Insert AI as a transformation step between workflow stages — provide output + instruction, never delegate decisions
Insert AI sub-workflows between composed workflow stages by providing the previous stage's output plus a specific transformation instruction, treating AI as a transformation step not a decision maker.
Why This Is a Rule
AI excels at transformation: converting data between formats, summarizing long documents, extracting structured information from unstructured text, generating drafts from outlines. AI struggles with decisions: choosing between options based on values, determining whether output meets your quality standards, judging whether something is "good enough." When AI is inserted into composed workflows, the integration point must be structured to leverage the transformation strength while maintaining human sovereignty over decisions.
The integration pattern is: provide the previous stage's concrete output (the intermediate artifact from Preserve intermediate outputs as concrete artifacts at every workflow boundary — enables resumption, failure recovery, and reuse) plus a specific transformation instruction ("Summarize these research notes into 5 key findings," "Convert this outline into a first draft," "Extract all dates and deadlines from this email thread"). The AI transforms input A into output B according to your specification. You then review output B before it enters the next stage — the human checkpoint that prevents automation from becoming abdication (Sovereignty check before automation — if the automation produces wrong output, will you notice? Automate only when the answer is yes).
This pattern treats AI as a sophisticated macro, not an autonomous agent. The macro receives inputs and instructions, produces outputs, and has no authority to decide what to do next, whether the output is acceptable, or whether the workflow should proceed. Those decisions remain with the human operator. This preserves the composability of the workflow (Test composability by replacing one sub-workflow without breaking others — forced changes to adjacent workflows mean interfaces are leaking) because the AI step has clean interfaces: defined input, defined transformation, defined output.
When This Fires
- When designing workflows that include AI-assisted steps
- When deciding where in a workflow to introduce AI tools
- When AI steps are producing unpredictable or uncontrollable outputs (likely treating AI as a decision-maker)

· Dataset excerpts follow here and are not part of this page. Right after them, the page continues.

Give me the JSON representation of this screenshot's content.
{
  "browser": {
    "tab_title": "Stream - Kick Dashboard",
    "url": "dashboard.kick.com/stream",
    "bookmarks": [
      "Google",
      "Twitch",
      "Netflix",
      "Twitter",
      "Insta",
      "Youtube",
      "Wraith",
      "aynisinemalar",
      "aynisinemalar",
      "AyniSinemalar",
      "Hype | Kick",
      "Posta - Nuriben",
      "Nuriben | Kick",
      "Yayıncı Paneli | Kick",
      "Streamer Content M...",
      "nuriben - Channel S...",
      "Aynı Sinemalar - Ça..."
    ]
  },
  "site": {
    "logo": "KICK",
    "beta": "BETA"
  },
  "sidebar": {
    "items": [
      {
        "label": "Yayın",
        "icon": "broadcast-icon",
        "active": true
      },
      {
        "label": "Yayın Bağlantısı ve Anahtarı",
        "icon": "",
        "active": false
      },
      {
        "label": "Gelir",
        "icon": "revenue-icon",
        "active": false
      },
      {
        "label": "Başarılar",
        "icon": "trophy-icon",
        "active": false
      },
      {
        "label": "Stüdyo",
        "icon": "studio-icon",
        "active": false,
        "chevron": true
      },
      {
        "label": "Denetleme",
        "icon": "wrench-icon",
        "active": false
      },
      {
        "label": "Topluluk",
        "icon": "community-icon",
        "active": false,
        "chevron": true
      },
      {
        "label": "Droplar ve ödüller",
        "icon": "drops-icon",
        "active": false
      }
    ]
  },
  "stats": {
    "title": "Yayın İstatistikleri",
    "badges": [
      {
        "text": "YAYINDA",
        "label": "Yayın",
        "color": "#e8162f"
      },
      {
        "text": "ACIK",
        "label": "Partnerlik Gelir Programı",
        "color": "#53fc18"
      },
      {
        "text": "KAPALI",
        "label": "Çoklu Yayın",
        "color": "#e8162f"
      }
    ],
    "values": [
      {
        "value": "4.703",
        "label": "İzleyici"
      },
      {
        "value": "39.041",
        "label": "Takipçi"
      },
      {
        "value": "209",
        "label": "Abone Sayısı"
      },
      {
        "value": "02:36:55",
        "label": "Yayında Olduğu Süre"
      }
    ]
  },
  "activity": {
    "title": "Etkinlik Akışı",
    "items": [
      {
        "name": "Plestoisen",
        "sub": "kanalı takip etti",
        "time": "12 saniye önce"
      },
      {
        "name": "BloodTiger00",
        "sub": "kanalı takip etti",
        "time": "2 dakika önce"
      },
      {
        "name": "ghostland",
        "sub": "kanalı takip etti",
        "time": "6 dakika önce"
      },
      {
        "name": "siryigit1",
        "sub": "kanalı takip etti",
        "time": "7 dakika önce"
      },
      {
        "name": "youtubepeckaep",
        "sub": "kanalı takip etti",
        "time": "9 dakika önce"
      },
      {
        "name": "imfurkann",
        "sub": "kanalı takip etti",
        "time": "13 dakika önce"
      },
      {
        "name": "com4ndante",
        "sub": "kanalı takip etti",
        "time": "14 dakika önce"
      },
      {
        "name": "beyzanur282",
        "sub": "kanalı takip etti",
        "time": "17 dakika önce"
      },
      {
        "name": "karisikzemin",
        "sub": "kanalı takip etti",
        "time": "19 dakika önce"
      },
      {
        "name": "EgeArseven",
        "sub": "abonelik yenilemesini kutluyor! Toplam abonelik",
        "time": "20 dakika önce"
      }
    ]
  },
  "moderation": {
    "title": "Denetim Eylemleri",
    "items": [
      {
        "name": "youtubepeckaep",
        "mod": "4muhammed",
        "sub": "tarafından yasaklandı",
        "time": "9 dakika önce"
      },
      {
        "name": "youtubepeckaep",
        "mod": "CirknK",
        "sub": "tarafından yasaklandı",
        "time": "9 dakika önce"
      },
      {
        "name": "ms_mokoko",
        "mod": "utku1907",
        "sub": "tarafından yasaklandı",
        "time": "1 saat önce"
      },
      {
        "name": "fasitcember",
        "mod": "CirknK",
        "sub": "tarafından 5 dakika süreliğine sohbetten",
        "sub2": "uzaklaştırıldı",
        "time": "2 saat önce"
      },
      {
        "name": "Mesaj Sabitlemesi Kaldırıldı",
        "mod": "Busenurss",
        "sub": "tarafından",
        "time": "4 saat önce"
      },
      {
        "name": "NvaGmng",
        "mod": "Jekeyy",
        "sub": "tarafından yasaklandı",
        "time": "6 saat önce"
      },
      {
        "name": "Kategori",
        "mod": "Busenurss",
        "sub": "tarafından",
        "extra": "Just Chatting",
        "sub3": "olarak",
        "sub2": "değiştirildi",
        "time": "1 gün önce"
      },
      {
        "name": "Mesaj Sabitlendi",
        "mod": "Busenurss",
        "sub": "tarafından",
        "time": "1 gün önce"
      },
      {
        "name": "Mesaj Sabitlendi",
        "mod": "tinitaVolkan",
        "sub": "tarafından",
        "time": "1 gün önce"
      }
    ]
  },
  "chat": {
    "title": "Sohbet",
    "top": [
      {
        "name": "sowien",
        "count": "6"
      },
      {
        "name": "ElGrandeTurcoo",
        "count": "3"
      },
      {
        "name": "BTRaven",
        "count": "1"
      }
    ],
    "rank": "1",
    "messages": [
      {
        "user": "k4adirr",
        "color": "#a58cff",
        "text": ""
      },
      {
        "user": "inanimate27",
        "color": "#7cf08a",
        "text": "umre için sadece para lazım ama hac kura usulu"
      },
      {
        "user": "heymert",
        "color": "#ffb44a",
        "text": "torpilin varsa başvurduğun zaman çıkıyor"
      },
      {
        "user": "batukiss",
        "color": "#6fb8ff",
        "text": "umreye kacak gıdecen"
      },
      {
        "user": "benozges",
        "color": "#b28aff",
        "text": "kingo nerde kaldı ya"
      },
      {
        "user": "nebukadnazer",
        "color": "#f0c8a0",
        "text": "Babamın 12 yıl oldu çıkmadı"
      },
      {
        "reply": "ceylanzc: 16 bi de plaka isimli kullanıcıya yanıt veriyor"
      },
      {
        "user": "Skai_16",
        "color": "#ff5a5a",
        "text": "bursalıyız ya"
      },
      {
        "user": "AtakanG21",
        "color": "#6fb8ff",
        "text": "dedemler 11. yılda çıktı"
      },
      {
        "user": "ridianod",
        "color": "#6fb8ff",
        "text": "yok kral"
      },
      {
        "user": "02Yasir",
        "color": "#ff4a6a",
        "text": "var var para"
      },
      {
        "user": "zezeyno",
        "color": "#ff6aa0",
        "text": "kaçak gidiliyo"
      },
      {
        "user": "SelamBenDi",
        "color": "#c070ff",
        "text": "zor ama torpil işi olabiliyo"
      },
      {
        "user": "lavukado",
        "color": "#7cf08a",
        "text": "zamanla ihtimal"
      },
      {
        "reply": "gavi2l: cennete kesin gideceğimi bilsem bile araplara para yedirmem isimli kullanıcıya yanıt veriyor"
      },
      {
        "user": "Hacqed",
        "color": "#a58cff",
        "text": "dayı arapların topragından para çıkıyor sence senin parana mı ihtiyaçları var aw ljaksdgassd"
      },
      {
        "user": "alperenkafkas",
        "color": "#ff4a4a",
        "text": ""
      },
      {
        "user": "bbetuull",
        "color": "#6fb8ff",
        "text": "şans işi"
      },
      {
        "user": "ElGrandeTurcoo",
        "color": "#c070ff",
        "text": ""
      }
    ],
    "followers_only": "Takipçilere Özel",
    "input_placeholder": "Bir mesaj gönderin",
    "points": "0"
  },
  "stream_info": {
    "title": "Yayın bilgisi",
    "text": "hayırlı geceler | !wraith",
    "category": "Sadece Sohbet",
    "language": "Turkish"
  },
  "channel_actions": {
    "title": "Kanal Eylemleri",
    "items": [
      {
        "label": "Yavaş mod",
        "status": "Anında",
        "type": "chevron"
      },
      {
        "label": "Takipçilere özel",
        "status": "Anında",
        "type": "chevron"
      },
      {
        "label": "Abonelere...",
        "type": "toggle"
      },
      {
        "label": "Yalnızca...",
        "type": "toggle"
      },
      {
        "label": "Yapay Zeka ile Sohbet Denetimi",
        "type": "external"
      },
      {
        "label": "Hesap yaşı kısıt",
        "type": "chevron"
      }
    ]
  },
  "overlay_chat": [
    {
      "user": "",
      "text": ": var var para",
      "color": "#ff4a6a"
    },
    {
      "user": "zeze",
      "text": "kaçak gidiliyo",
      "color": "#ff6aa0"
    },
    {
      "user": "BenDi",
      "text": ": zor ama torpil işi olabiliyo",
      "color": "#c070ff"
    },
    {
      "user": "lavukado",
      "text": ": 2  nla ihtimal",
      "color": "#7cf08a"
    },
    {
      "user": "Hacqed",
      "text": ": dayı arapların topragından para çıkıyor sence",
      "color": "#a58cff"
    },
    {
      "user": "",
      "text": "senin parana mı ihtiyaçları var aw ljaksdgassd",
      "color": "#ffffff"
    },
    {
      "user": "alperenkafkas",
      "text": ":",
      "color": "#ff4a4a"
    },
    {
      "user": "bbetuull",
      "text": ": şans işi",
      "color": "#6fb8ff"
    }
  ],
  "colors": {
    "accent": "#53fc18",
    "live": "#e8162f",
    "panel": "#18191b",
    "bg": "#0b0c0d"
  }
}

- Complements Sovereignty check before automation — if the automation produces wrong output, will you notice? Automate only when the answer is yes (sovereignty check) and Preserve intermediate outputs as concrete artifacts at every workflow boundary — enables resumption, failure recovery, and reuse (boundary artifacts) with AI-specific integration guidance
Common Failure Mode
Delegating decisions to AI: "AI, review this draft and decide if it's ready to send." The AI will always produce an answer, but the answer requires judgment the AI doesn't have — your relationship context, your quality standards, your strategic intent. The draft gets sent based on the AI's assessment, and the AI missed something only you would catch.
The Protocol
(1) Identify which workflow steps are transformations (format conversion, summarization, extraction, drafting) vs. decisions (quality assessment, approval, strategic choices). (2) AI is eligible for transformation steps only. (3) For each AI step, structure the prompt as: "[Previous stage output] + [Specific transformation instruction] + [Output format specification]." (4) The AI's output becomes an intermediate artifact (Preserve intermediate outputs as concrete artifacts at every workflow boundary — enables resumption, failure recovery, and reuse) that you review before it enters the next stage. (5) Never chain AI steps without human review between them — each AI output must be verified before becoming the next AI step's input, to prevent error compounding.